Diversité corporelle
On passe donc à travers six sections de Picasso pour finalement atterrir, au bout du trajet, dans l’exposition complémentaire : Ouvrir le dialogue sur la diversité corporelle. Douze artistes visuel.les sont exposé.es : Marion Wagschal, Arianne Clément, Haley Morris-Cafiero, Alain Benoit, ChasonYeboah, Fred Laforge, Kamissa Ma Koïta, Kezna Dalz et Les folies passagères (Maude Bergeron). Coup de cœur pour la pratique sculpturale de Fred Laforge (encore plus vrai pour sa dernière œuvre exposée à la sortie avec un texte d’Elizabeth Cordeau-Rancourt).

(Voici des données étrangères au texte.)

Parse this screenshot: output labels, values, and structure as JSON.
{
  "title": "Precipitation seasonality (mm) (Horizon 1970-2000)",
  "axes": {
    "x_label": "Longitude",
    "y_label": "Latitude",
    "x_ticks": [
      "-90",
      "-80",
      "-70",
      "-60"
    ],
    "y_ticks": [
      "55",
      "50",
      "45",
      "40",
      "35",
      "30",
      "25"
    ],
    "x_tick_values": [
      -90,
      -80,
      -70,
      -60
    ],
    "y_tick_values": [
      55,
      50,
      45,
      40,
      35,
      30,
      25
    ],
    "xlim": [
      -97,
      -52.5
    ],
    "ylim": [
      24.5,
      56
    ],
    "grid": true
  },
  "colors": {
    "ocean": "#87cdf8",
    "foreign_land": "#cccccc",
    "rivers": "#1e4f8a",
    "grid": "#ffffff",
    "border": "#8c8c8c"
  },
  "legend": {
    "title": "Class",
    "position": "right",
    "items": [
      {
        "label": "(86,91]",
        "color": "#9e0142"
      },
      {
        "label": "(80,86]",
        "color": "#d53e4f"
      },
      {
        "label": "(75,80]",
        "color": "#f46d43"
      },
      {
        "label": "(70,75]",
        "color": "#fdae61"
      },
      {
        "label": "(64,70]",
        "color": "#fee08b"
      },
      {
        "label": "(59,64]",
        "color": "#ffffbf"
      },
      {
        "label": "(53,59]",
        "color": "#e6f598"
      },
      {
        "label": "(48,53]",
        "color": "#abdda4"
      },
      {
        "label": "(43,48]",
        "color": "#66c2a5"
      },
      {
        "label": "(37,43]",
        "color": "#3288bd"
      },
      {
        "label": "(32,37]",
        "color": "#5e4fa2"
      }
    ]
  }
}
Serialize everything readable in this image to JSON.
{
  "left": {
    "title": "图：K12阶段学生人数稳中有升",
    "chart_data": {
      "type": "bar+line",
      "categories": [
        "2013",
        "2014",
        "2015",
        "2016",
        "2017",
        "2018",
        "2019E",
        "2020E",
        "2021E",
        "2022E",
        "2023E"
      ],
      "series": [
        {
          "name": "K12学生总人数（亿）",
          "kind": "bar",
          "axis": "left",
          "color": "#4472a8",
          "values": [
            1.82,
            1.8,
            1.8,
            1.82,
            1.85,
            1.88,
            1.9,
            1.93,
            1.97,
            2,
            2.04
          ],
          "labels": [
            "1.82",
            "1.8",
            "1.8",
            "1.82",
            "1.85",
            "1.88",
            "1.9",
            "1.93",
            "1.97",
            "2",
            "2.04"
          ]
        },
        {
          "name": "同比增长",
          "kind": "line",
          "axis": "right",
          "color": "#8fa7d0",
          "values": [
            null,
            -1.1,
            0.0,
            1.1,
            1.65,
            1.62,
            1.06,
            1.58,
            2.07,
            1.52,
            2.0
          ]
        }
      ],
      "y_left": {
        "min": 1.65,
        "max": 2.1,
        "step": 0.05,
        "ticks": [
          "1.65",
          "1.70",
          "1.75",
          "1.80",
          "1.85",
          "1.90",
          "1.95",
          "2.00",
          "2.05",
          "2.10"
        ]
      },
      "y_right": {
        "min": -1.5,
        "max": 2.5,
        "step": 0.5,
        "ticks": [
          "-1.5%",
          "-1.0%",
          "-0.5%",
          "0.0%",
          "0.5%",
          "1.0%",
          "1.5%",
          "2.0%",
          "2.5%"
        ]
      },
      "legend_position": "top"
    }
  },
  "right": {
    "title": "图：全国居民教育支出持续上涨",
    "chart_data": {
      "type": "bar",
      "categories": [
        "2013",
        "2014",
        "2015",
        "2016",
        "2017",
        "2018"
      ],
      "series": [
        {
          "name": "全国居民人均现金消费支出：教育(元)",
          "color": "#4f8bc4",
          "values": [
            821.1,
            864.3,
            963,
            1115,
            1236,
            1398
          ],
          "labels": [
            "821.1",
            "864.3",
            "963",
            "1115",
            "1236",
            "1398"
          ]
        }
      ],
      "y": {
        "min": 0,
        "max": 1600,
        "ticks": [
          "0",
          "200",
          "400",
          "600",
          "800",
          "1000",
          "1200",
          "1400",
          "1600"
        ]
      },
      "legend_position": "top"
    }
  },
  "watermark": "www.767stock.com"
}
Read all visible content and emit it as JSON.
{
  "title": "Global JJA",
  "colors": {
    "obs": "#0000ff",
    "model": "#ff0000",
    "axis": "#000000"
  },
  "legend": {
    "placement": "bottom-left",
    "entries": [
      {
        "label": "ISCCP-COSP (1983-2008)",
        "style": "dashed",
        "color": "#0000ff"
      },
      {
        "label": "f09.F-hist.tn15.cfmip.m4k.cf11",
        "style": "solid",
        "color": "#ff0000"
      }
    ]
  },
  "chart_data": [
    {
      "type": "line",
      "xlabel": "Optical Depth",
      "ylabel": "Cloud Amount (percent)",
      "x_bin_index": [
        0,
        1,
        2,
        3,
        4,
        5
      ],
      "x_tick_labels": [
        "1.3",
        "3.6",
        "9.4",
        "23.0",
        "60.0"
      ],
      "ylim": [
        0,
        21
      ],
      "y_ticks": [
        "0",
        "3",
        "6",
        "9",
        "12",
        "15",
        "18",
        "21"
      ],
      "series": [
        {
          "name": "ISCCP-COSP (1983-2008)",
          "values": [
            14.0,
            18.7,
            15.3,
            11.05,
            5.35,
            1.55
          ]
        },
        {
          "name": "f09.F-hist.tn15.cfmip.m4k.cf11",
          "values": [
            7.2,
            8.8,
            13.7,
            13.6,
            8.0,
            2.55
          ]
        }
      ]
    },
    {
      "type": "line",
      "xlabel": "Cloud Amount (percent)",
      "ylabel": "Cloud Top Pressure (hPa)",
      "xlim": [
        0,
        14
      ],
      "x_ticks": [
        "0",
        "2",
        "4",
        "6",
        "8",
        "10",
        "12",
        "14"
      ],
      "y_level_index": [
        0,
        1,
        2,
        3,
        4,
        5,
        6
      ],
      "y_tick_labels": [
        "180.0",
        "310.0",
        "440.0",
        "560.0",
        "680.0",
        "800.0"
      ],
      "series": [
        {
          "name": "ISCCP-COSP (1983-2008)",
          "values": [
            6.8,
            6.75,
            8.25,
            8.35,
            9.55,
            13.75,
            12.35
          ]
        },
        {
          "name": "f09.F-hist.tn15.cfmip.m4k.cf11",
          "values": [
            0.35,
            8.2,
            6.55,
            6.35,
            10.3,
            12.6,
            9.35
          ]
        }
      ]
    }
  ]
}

Heureusement, l’exposition a été montée à l’aide d’un comité consultatif sur la diversité corporelle formé de personnes-ressources : Mickaël Bergeron, journaliste et auteur, Cassandra Cacheiro et Sara Hini, cofondatrices de The Womanhood Project, ainsi qu’Elizabeth Cordeau-Rancourt, créatrice de contenu culturel. Grâce à sa sensibilité et son attention aux détails, la scénographie de Marie-Renée Bourget Harvey l’emporte sans aucun doute sur celle des salles précédentes.

L’appendice et autres considérations politiques
En soi, l’exposition de Picasso est bien. On montre son œuvre – on en parle peut-être trop peu toutefois – et on ne tait pas la violence du peintre. Celle sur la diversité corporelle aussi est bien même si je me questionne un peu sur l’effet que peut avoir la « mise en complément » d’une telle exposition sur la normalisation des corps « différents ».

Malgré tout, je suis mal à l’aise quand je pense à ma visite d’hier au Musée. Si mon malaise ne vient pas d’une des deux expos en particulier, il vient de leur union. Déjà, la première a été pensée sans la seconde, le dialogue qu’on a tenté d’imposer n’existe donc pas. Et c’est peut-être rough comme propos, mais ce ne sont pas quelques phrases sur les murs de Figures. qui pallieront à cette absence-là.

On a voulu parler des questions entourant la séparation de l’œuvre et de l’artiste, de misogynie, de diversité corporelle, de santé mentale un peu, mais le résultat final est un peu cacophonique. À force de vouloir parler de trop de choses, on finit par ne rien dire du tout.

D’un côté, on nous dit que Picasso a quelque chose de très cruel, des comportements, des propos répréhensibles, et d’un autre, on nous vend à la boutique des tasses, des coussins, des peluches à son effigie. « Picasso est un agresseur, on le sait, on est woke, n’oubliez pas d’acheter un toutou de sa face pour votre plus jeune à la sortie. » C’est ça que j’ai l’impression d’entendre quand je me pointe à la boutique du Musée pour trouver un collage d’un.e artiste exposé.e dans la deuxième partie et que je ne trouve rien d’autre que la face de Picasso.

Picasso fait faire du cash au Musée, mais avant de l’exposer, fallait rendre tout ça politiquement correct. Et dans cette visée-là, on a greffé une seconde exposition sur la diversité corporelle. Et même si elle a été montée dans toute la bienveillance du monde et qu’elle permet d’offrir une visibilité à des artistes à la pratique plus inclusive, reste qu’elle est là pour servir la première, pour la policer.

Par leur coexistence artificielle, les deux expositions sont perdantes, les deux sont un peu vidées de leur force.